At the same time, he said, the rest of the country may come to fear the city again for the same reasons that others loved it “as a thorny, cantankerous, down-on-its-heels” place. “Oh, I hope it does,” McCormick said. “And I hope they stay scared. The worst part of 9/11 was when America decided they loved New York. It was so much better when they thought we were a bunch of junkies and cocksuckers.
“What New York had going for it at its lowest point was to be a magnet for the disaffected or curious or progressive youth cultures and marginalised people – people who were not allowed in other parts of the country,” McCormick added.

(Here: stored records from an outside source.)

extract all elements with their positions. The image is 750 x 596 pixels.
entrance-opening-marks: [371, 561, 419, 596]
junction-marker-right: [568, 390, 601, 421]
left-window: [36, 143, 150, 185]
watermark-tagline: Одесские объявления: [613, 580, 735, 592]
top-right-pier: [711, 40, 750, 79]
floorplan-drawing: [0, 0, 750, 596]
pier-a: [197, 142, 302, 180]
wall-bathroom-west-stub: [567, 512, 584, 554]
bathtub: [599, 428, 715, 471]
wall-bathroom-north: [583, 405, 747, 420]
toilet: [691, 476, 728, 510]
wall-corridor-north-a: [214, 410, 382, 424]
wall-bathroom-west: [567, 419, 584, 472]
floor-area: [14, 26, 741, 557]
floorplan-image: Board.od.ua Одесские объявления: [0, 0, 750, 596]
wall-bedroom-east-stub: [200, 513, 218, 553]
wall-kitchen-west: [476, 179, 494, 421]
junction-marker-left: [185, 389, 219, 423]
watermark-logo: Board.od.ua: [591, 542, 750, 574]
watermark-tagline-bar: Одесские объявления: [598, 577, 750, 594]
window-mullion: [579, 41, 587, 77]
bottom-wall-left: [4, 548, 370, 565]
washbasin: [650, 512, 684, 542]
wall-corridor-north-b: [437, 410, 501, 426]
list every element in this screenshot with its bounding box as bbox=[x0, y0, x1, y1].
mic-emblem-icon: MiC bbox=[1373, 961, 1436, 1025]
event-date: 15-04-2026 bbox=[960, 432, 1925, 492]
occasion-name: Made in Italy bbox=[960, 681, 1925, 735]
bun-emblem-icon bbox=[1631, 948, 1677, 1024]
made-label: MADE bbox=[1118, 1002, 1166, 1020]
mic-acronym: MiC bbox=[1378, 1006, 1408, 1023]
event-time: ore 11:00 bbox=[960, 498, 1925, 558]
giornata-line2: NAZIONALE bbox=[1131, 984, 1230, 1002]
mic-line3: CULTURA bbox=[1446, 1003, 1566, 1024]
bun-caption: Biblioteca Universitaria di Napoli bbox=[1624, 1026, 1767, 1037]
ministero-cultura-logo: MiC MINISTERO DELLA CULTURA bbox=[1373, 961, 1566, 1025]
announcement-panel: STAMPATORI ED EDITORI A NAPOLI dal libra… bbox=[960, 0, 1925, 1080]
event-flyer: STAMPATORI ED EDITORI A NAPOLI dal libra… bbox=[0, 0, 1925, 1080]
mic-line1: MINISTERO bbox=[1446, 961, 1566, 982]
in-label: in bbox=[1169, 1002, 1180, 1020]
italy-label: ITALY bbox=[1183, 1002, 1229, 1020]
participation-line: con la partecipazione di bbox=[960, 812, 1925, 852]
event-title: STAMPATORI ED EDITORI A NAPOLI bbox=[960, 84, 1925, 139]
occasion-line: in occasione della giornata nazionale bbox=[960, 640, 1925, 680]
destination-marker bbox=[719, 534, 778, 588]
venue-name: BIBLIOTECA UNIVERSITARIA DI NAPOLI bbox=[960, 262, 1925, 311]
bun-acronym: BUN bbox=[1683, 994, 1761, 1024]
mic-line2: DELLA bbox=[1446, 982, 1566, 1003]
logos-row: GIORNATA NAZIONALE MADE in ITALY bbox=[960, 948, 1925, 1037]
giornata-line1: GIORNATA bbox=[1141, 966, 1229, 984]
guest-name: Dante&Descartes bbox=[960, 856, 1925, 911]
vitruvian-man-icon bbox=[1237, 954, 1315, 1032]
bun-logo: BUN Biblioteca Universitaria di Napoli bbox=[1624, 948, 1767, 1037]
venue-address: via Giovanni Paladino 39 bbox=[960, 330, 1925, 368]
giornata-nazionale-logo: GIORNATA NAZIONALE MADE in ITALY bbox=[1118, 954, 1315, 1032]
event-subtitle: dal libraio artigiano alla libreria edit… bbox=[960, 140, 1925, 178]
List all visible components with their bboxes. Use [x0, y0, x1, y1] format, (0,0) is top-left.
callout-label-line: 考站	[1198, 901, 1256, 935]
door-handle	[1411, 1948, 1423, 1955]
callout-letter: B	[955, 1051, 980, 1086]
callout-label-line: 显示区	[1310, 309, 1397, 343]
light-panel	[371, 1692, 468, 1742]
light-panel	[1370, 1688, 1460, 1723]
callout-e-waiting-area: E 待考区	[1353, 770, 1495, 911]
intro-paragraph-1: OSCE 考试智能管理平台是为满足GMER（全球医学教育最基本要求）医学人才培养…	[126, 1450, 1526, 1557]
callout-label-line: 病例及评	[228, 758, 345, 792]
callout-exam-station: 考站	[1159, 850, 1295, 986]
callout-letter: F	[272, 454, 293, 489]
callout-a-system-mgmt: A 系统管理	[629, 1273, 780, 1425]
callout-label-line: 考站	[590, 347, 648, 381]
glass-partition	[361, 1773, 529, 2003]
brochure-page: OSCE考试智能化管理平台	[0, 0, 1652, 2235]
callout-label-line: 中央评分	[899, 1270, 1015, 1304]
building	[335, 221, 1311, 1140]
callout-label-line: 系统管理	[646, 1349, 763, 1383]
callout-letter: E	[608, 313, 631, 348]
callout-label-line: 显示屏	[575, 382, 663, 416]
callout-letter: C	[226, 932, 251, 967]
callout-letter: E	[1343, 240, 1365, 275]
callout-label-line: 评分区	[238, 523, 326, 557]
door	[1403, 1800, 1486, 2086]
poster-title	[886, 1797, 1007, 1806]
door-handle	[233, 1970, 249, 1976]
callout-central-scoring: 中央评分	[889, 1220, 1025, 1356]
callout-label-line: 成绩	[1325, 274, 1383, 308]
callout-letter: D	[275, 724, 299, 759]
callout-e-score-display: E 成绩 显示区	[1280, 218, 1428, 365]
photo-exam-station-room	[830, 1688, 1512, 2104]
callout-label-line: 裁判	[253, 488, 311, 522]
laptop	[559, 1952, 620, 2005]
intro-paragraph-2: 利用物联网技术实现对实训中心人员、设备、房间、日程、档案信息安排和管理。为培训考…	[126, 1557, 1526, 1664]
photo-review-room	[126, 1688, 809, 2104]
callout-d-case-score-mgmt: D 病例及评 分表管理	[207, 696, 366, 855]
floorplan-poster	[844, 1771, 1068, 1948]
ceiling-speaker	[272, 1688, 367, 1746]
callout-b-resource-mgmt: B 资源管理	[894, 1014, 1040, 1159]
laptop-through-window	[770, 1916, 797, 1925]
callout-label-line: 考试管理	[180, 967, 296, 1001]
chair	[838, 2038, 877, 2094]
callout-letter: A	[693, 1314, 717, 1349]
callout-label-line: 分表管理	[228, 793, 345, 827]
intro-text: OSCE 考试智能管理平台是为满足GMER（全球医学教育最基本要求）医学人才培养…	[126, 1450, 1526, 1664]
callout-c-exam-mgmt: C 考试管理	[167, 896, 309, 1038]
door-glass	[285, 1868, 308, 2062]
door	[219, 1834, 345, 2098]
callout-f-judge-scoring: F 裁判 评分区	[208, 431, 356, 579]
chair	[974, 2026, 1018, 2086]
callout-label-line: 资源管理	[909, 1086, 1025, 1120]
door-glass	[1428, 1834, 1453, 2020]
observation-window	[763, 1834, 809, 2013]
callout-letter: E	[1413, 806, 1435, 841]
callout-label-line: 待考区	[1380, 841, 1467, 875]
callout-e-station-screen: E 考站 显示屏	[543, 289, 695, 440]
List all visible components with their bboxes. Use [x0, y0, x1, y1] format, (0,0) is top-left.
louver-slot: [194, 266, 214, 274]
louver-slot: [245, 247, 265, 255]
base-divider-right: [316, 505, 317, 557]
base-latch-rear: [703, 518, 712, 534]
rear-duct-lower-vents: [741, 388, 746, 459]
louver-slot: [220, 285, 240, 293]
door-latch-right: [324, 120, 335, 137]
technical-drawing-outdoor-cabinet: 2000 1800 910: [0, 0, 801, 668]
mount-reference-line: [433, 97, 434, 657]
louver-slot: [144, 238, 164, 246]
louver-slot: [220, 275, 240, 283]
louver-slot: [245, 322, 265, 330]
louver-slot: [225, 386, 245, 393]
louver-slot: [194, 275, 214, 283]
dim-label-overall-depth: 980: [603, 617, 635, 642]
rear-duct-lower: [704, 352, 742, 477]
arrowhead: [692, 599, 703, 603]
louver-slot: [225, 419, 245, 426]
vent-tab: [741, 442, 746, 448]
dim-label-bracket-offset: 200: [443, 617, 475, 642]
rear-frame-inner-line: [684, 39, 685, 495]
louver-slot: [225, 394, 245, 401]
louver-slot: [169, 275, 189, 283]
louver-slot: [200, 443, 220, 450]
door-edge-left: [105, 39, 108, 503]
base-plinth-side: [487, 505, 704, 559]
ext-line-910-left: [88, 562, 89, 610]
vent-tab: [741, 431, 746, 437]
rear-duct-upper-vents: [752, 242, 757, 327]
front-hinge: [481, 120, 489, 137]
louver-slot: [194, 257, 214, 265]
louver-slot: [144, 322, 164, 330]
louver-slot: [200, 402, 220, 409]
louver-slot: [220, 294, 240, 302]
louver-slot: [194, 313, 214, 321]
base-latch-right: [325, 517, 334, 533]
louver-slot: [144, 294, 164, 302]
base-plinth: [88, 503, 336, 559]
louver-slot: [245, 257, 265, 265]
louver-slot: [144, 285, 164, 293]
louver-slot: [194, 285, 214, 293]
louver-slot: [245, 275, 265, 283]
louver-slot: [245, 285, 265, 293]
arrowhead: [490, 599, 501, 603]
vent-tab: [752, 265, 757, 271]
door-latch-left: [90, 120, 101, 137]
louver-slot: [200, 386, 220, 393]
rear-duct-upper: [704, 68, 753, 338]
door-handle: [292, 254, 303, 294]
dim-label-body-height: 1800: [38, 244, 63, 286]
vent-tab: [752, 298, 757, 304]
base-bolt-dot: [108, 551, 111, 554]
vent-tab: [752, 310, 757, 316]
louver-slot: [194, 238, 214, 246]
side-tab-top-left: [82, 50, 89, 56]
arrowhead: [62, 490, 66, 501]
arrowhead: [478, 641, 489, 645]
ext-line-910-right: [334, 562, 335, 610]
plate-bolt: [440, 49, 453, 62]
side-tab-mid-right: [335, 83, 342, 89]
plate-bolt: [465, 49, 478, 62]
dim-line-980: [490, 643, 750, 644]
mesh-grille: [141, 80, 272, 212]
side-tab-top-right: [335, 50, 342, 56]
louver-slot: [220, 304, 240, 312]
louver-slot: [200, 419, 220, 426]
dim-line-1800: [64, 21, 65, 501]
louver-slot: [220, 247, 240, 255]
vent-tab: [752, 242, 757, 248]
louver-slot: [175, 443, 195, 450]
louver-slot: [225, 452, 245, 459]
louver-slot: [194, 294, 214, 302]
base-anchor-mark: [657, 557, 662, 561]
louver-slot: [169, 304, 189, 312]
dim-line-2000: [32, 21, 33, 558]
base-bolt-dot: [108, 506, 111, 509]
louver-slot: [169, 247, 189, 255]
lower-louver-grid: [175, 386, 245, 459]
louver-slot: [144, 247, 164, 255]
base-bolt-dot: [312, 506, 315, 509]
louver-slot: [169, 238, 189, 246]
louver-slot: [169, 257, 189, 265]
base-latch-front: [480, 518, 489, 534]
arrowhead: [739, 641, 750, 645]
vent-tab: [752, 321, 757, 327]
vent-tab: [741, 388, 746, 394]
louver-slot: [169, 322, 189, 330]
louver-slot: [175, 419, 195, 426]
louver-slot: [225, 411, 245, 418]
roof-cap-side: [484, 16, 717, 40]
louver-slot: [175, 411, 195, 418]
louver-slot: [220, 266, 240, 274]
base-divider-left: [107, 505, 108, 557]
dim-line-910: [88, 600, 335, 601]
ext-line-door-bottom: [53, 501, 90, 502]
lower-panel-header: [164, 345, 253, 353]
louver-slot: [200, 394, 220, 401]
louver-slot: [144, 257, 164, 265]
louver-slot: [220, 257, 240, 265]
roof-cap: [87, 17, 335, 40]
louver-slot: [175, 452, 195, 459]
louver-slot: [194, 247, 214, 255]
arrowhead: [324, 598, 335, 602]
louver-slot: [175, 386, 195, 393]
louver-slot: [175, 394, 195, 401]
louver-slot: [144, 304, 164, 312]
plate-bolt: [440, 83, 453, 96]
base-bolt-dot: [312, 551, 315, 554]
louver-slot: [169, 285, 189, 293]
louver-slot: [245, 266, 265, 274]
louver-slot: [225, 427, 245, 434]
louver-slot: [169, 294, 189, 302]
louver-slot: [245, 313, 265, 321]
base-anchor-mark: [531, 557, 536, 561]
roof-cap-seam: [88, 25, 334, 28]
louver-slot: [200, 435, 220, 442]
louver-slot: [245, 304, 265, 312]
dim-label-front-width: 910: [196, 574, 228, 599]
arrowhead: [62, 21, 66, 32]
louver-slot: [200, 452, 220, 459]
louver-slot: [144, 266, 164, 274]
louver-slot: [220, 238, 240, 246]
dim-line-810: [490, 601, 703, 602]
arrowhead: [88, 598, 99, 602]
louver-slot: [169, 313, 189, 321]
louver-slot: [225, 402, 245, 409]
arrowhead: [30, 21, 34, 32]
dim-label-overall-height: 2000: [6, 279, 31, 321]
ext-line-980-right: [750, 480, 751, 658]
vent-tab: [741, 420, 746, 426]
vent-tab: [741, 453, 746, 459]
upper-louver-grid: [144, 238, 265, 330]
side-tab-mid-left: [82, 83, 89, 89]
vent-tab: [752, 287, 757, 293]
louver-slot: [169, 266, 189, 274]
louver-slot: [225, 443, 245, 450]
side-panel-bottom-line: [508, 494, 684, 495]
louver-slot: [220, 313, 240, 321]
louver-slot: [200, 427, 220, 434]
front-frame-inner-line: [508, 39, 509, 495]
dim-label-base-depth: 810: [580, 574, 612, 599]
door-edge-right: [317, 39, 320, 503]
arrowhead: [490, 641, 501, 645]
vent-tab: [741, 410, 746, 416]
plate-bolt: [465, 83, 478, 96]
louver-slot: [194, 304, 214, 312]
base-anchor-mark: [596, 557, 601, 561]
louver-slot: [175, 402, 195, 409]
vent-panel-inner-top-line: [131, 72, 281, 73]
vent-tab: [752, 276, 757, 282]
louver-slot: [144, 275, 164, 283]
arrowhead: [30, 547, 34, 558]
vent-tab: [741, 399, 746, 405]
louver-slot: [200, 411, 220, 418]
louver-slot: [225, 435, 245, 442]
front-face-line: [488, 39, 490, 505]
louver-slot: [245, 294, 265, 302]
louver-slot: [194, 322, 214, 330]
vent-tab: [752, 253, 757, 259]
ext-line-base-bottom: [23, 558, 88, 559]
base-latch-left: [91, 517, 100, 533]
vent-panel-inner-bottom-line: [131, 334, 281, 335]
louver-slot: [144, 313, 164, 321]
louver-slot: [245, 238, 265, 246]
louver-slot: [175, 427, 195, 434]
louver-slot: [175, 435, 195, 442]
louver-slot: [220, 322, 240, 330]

New York artists, as they have in other cities, have been shedding armies of assistants as the art market, which contracted 30% last year, seizes up with the collapse of international art fair and auction-house traffic. “All the rich people have left town, leaving the commoners to die of the plague,” said artist-critic Walter Robinson.
Still, the idea that the cultural forces will abruptly shift, and the city return to the freewheeling ways Willner, Beard, Monet-Palaci and Webb represented, is probably misguided. Step out after midnight on the Lower East Side, it’s advisable to step carefully, said celebrated downtown performance artist Kembra Pfahler, who cautions against romanticising the past.
“I disagree that it used to be better. Maybe what we can hope for is that people realise we’ve been getting fucked completely since 9/11. This is nothing to do with romantic sentiment. Each city is bottoming out, not just New York,” Pfahler said, adding: “The revolution will not be monetised.”